The major indices are set to open lower in front of the three-day Memorial Day weekend as market participants focus on events in China. Beijing is imposing a new security law on Hong Kong that is likely to lead to another round of protests. In addition, China has dropped its annual economic growth target for the time ever due to the uncertainty caused by the Covid-19.
Oil and equities are trading lower on the news while bonds and precious metals are seeing inflows from investors looking for safe havens.
U.S. equities are seeing minor early pressure but there continues to be an underlying bid due to positive sentiment created by the reopening of the economy. Dozens of states are easing restrictions over the long weekend and the return to some level of normality is giving investors confidence that there will be steady improvement.
Recently, all negative news has been shrugged off as nothing more than a dip-buying opportunity.
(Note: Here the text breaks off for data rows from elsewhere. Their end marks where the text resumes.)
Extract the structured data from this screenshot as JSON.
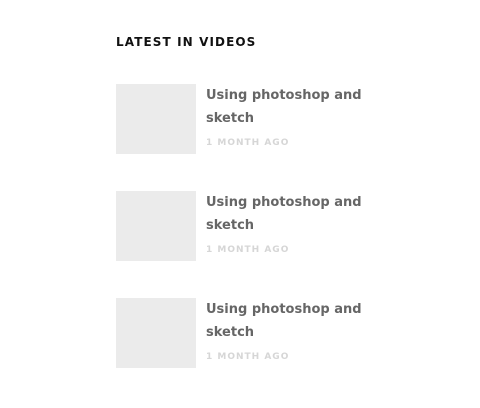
{
  "widget": {
    "title": "LATEST IN VIDEOS",
    "posts": [
      {
        "title": "Using photoshop and sketch",
        "meta": "1 MONTH AGO",
        "thumb_color": "#ebebeb"
      },
      {
        "title": "Using photoshop and sketch",
        "meta": "1 MONTH AGO",
        "thumb_color": "#ebebeb"
      },
      {
        "title": "Using photoshop and sketch",
        "meta": "1 MONTH AGO",
        "thumb_color": "#ebebeb"
      }
    ]
  },
  "colors": {
    "heading": "#111111",
    "post_title": "#666666",
    "meta": "#d6d6d6",
    "thumbnail": "#ebebeb"
  }
}
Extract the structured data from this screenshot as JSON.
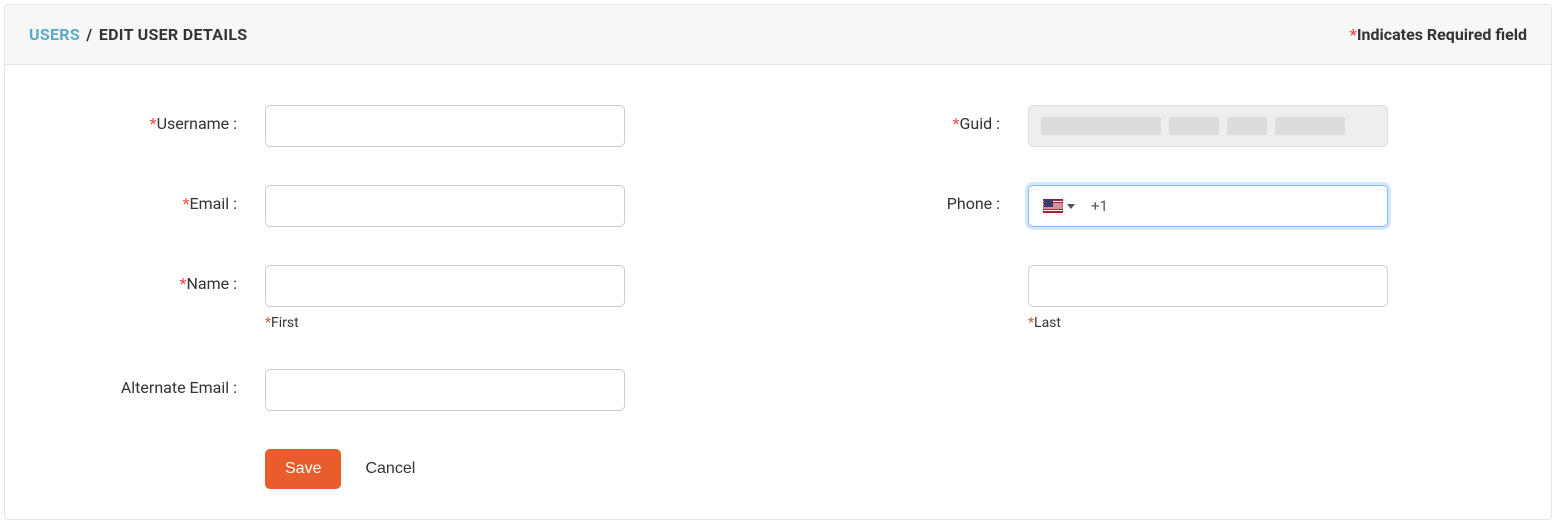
{
  "header": {
    "breadcrumb_root": "USERS",
    "breadcrumb_sep": "/",
    "breadcrumb_current": "EDIT USER DETAILS",
    "required_note": "Indicates Required field"
  },
  "labels": {
    "username": "Username :",
    "email": "Email :",
    "name": "Name :",
    "alternate_email": "Alternate Email :",
    "guid": "Guid :",
    "phone": "Phone :",
    "first": "First",
    "last": "Last"
  },
  "values": {
    "username": "",
    "email": "",
    "first_name": "",
    "last_name": "",
    "alternate_email": "",
    "phone_prefix": "+1",
    "phone": ""
  },
  "buttons": {
    "save": "Save",
    "cancel": "Cancel"
  }
}
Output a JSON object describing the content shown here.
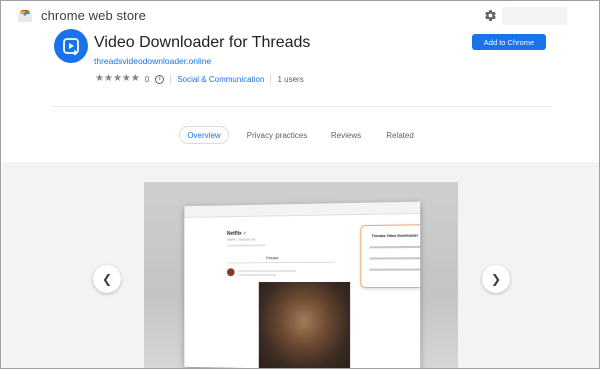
{
  "header": {
    "store_title": "chrome web store",
    "logo_icon": "chrome-web-store-logo",
    "settings_icon": "gear-icon"
  },
  "extension": {
    "title": "Video Downloader for Threads",
    "website": "threadsvideodownloader.online",
    "rating": 0,
    "rating_count": "0",
    "category": "Social & Communication",
    "users": "1 users",
    "add_button": "Add to Chrome",
    "icon": "video-download-icon"
  },
  "tabs": [
    {
      "label": "Overview",
      "active": true
    },
    {
      "label": "Privacy practices",
      "active": false
    },
    {
      "label": "Reviews",
      "active": false
    },
    {
      "label": "Related",
      "active": false
    }
  ],
  "gallery": {
    "prev_icon": "chevron-left-icon",
    "next_icon": "chevron-right-icon",
    "screenshot": {
      "profile_name": "Netflix ✓",
      "profile_handle": "netflix · threads.net",
      "tab_label": "Threads",
      "popup_title": "Threads Video Downloader"
    }
  },
  "colors": {
    "accent": "#1a73e8",
    "popup_border": "#f3a777",
    "gallery_bg": "#f1f3f4"
  }
}
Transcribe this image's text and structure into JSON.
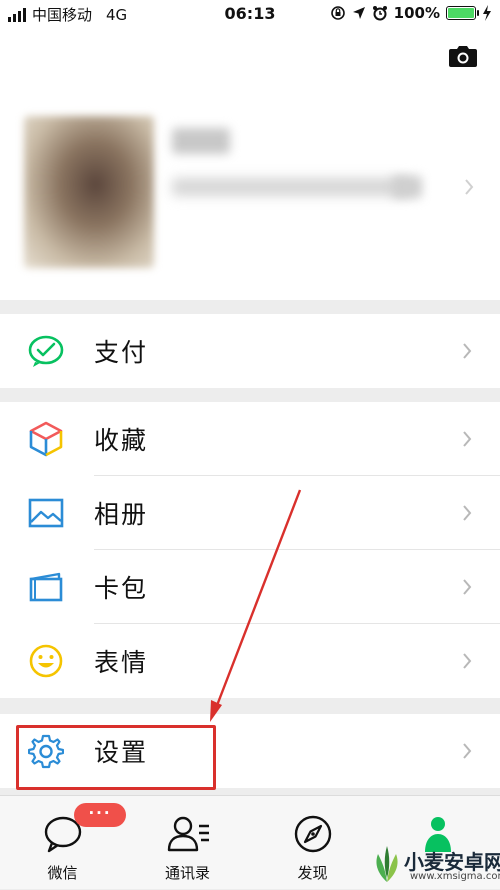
{
  "status_bar": {
    "carrier": "中国移动",
    "network": "4G",
    "time": "06:13",
    "battery": "100%",
    "battery_level": 1.0,
    "battery_color": "#4cd964"
  },
  "profile": {
    "camera_icon": "camera-icon"
  },
  "menu": {
    "pay": {
      "label": "支付",
      "icon": "wechat-pay-icon",
      "color": "#07c160"
    },
    "favorites": {
      "label": "收藏",
      "icon": "cube-icon"
    },
    "album": {
      "label": "相册",
      "icon": "picture-icon",
      "color": "#2b8cd6"
    },
    "cards": {
      "label": "卡包",
      "icon": "wallet-icon",
      "color": "#2b8cd6"
    },
    "stickers": {
      "label": "表情",
      "icon": "smiley-icon",
      "color": "#f5c400"
    },
    "settings": {
      "label": "设置",
      "icon": "gear-icon",
      "color": "#2b8cd6"
    }
  },
  "tabbar": {
    "chats": {
      "label": "微信",
      "badge": "···"
    },
    "contacts": {
      "label": "通讯录"
    },
    "discover": {
      "label": "发现"
    },
    "me": {
      "color": "#07c160"
    }
  },
  "watermark": {
    "brand": "小麦安卓网",
    "url": "www.xmsigma.com"
  },
  "annotation_color": "#d9302c"
}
While the bears continue to focus on the historic levels of economic damage that is being done by the coronavirus crisis, the market has been remarkable sanguine. Part of this is due to the leadership of stocks that will do well in the post-pandemic economy and part of it is due to confidence that there will be trillions of stimulus thrown at any and all problems.
It has been a good market for stock picking recently and typically the Friday before a long weekend has a positive bias as speculative traders look for pockets of action. The cannabis sector has been heating up recently but there are always the 'work from home' stocks to attract attention as well.
Traders often look for some selling into the weekend when there has been a good run as is the current case, but this market is in a trading range and there is going to be some bids unless there is major surprise news.
Currently, the S&P 500 has overhead resistance at its 200-day simple moving average which is almost exactly at 3000 and it has support above its 50-day simple moving average at around 2800. The S&P 500 has had a positive bias and is sticking at the upper end of the range but there is a gap under the Monday lows that the bears will be eyeing if selling picks up.
There is always an inclination to make dramatic market predictions but right now this is a trading range action and the indices have a minor positive trend. That can change quickly but until it does the best approach is to trade and stay vigilant. The long term market direction should not be driving your decisions at this point.